The UK government is issuing a warning this week to all companies to make cybersecurity an “absolute priority”, following recent cyberattacks on retailers Marks & Spencer, Harrods, and the Co-op. UK cabinet office minister Pat McFadden is reported to have held a briefing last week with national security officials and the CEO of the National Cyber Security Centre, Richard Horne, aimed at providing support to the three retail groups.
The UK’s National Cyber Security Centre (NCSC) has also issued a warning that criminals launching cyber-attacks at British retailers are impersonating IT help desks to break into organizations.
According to NCSC Deputy Director for Economy and Society Sarah Lyons: “Online shopping is bigger than ever and that’s something to be welcomed – but unfortunately it comes with the risk of shoppers’ accounts being exploited. Businesses have a major role to play in protecting online shoppers.”
The NCSC guidance tells organizations to review their IT help desk password reset processes and to reassess how IT help desks authenticate staff members before resetting passwords. This is especially crucial in the case of key employees with access to high levels of the IT network.

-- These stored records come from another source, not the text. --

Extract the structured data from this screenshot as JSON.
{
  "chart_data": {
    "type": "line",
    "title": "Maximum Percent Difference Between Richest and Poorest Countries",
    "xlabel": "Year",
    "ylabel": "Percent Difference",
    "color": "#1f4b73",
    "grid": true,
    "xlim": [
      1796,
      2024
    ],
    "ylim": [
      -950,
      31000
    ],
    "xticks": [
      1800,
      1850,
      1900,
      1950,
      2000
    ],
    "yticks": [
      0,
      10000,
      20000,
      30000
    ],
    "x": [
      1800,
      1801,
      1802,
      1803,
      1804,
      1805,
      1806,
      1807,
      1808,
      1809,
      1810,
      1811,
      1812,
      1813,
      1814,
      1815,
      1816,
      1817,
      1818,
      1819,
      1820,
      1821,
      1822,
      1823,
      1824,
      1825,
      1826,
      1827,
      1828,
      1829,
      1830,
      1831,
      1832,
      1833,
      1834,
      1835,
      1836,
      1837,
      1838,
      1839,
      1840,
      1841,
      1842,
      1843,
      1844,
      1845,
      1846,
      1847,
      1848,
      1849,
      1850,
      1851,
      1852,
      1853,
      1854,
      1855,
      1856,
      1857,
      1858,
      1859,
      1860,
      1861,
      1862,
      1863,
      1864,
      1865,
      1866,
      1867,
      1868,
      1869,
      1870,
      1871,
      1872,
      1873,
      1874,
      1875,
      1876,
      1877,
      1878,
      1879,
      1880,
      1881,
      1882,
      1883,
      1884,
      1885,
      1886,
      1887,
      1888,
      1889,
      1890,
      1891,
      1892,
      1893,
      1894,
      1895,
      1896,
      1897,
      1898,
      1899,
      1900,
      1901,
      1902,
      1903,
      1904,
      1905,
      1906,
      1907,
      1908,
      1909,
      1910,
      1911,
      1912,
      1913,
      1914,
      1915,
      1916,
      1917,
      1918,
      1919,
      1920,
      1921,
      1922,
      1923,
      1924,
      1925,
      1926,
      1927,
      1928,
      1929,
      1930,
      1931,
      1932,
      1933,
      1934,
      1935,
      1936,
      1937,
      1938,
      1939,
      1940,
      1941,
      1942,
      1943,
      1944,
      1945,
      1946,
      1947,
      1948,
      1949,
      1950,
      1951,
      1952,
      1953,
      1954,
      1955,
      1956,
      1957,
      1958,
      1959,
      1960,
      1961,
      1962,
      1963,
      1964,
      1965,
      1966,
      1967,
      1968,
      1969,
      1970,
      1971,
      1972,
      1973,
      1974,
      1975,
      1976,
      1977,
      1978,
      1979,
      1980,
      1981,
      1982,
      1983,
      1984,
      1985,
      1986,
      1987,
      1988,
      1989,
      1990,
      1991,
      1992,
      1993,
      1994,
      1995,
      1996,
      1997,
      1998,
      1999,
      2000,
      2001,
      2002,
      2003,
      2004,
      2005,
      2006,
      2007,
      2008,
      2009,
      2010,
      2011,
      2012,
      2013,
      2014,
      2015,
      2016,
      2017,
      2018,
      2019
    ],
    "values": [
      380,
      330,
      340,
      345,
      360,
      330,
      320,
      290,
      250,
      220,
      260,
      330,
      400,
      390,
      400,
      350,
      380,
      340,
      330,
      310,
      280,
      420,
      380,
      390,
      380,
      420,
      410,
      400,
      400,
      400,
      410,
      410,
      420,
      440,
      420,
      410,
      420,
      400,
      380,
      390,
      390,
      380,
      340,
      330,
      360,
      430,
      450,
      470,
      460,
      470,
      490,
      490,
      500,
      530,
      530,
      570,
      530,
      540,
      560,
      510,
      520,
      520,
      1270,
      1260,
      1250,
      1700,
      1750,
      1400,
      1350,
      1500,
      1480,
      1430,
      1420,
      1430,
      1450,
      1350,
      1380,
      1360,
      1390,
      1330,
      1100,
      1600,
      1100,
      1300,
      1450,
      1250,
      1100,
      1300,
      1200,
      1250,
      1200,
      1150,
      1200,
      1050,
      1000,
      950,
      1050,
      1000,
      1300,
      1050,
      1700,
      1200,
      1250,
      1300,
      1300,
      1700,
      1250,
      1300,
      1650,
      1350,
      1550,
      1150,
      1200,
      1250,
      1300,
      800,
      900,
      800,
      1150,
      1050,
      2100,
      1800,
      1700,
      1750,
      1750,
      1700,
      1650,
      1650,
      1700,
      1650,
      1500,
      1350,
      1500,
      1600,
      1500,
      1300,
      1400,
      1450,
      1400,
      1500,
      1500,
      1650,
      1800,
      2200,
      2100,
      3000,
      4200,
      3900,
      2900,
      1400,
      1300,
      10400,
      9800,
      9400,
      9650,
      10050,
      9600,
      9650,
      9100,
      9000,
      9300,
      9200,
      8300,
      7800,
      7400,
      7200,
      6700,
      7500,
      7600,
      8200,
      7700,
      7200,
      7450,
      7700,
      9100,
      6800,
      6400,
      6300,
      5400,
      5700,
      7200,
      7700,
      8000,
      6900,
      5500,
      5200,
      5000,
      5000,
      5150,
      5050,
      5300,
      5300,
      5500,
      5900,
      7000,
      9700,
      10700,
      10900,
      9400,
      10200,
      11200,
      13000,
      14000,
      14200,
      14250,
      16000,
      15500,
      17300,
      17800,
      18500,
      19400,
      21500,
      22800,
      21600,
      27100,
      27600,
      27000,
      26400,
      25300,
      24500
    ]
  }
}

The guidance is fuelling speculation that this may have been the vulnerability that was exploited in the recent UK retail attacks.
More attacks to come
British broadcaster, the BBC, has also reported that, on Friday, the group believed to be responsible for the recent retail cyber-attacks, Scattered Spider, informed the broadcaster that there will be more attacks. This further fuels speculation that the recent attacks are part of an orchestrated attack on the retail sector as a whole rather than isolated ransomware attacks.
Scattered Spider is composed of a large number of disparate hackers spread across the UK and the US and is responsible for the hacking and extortion of Caesars Entertainment and MGM Resorts International and has also targeted Visa, PNC Financial Services Group Inc., Transamerica, New York Life Insurance Co., Synchrony Financial, Trust Bank, and Twilio.
Unlike cybercriminal groups located in geographies such as Russia, Scattered Spider is largely composed of native English speakers. This enables the group to mount convincing-sounding, socially-engineered attacks posing as staff members while trying to infiltrate organizations in the UK and the US.